Naquela oportunidade enfoquei o nascedouro das atividades portuárias, ainda rudimentares, com a consequente implantação de um núcleo populacional, que, posteriormente, se tornaram a cidade e o porto de Santos.
Naturalmente, naquela fase embrionária, de ambas as figuras, não havia questionamentos em suas convivências.
O núcleo populacional somente surgiu para apoiar as atividades portuárias rudimentares.
O tempo passou. A antiga vila, que abrigava uma capela e um hospital, se tornou uma respeitada cidade e os antigos trapiches deram lugar ao moderno Porto de Santos, implantado e operado por uma empresa privada, denominada Cia. Docas de Santos, projetando o nome e a história da cidade, nacional e internacionalmente.
A frase do “viveram felizes por muitos anos” pode ser aplicada para o porto e a cidade de Santos. Houve pouquíssimos enfrentamentos conflituosos entre estas duas figuras que utilizam o nome de Santos. Envolviam algum foco muito específico e não se transformaram em tradição.
A história demonstra que, durante quase um século, as relações entre o porto e a cidade eram excelentes, mesmo sem contarem com os requisitos institucionais atualmente defendidos.

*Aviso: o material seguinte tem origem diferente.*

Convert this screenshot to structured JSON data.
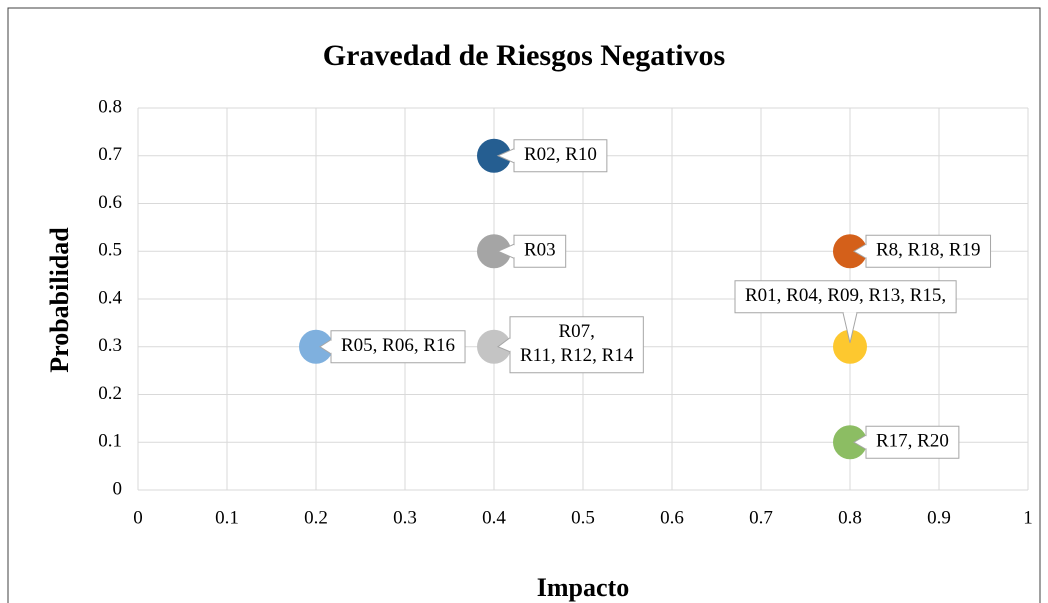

O porto não era administrado localmente e a cidade não participava de sua gestão. A empresa Cia. Docas de Santos tinha sede no Rio de Janeiro. Não havia nenhuma Secretaria Municipal para tratar do porto.
Então, como podemos explicar a boa convivência entre o porto e a cidade?
Primeiramente, porque o modelo portuário vivenciado naquela época era completamente diferente do atual. As atividades portuárias concentravam-se efetivamente dentro da área do porto. Poucas atividades operacionais eram realizadas fora de seus limites. Não existiam terminais retroportuários, transportadoras, pátios de caminhões, como exemplos, fora do porto.
Todos sabiam exatamente onde era porto e onde era cidade.
Fora do porto estavam os armazéns de café, vários deles espalhados em bairros da cidade.
Conviviam perfeitamente com a cidade, exalando aquele gostoso cheirinho de café, que os mais antigos de nossa querida cidade podem ser lembrar.
As atividades portuárias e os armazéns externos praticamente não funcionavam durante a noite e pouquíssimas vezes permaneciam abertos em feriados e finais de semana.
Também naquela época, em função do antigo modelo portuário, as cargas eram movimentadas de forma mais lenta, os navios permaneciam dias atracados, os marinheiros se entrelaçavam com a população local.
As cargas eram movimentadas com baixa mecanização. Para isso, o porto precisava de muita mão de obra, gerando então muito trabalho e distribuindo grande remuneração.
Como alguém iria questionar a relação da cidade com uma instituição, o porto, que, quanto mais crescia, mais empregos e mais dinheiro disponibilizava para a cidade?
Ainda mais quando se considera que naquela época existiam áreas disponíveis para ambos crescerem. O porto pouco incomodava a cidade e essa sabia que precisava dele. A relação cidade-porto, então, era cheia de flores e amores. Aquele modelo portuário permitia aquele ambiente de relações.
Entretanto, aquele modelo portuário acabou. O atual modelo portuário é completamente diferente e, portanto, não é novidade que suas consequências também não sejam iguais ao passado.
Já tivemos momentos em que a relação cidade-porto não era tema de extrema necessidade. Hoje precisamos “discutir a relação”.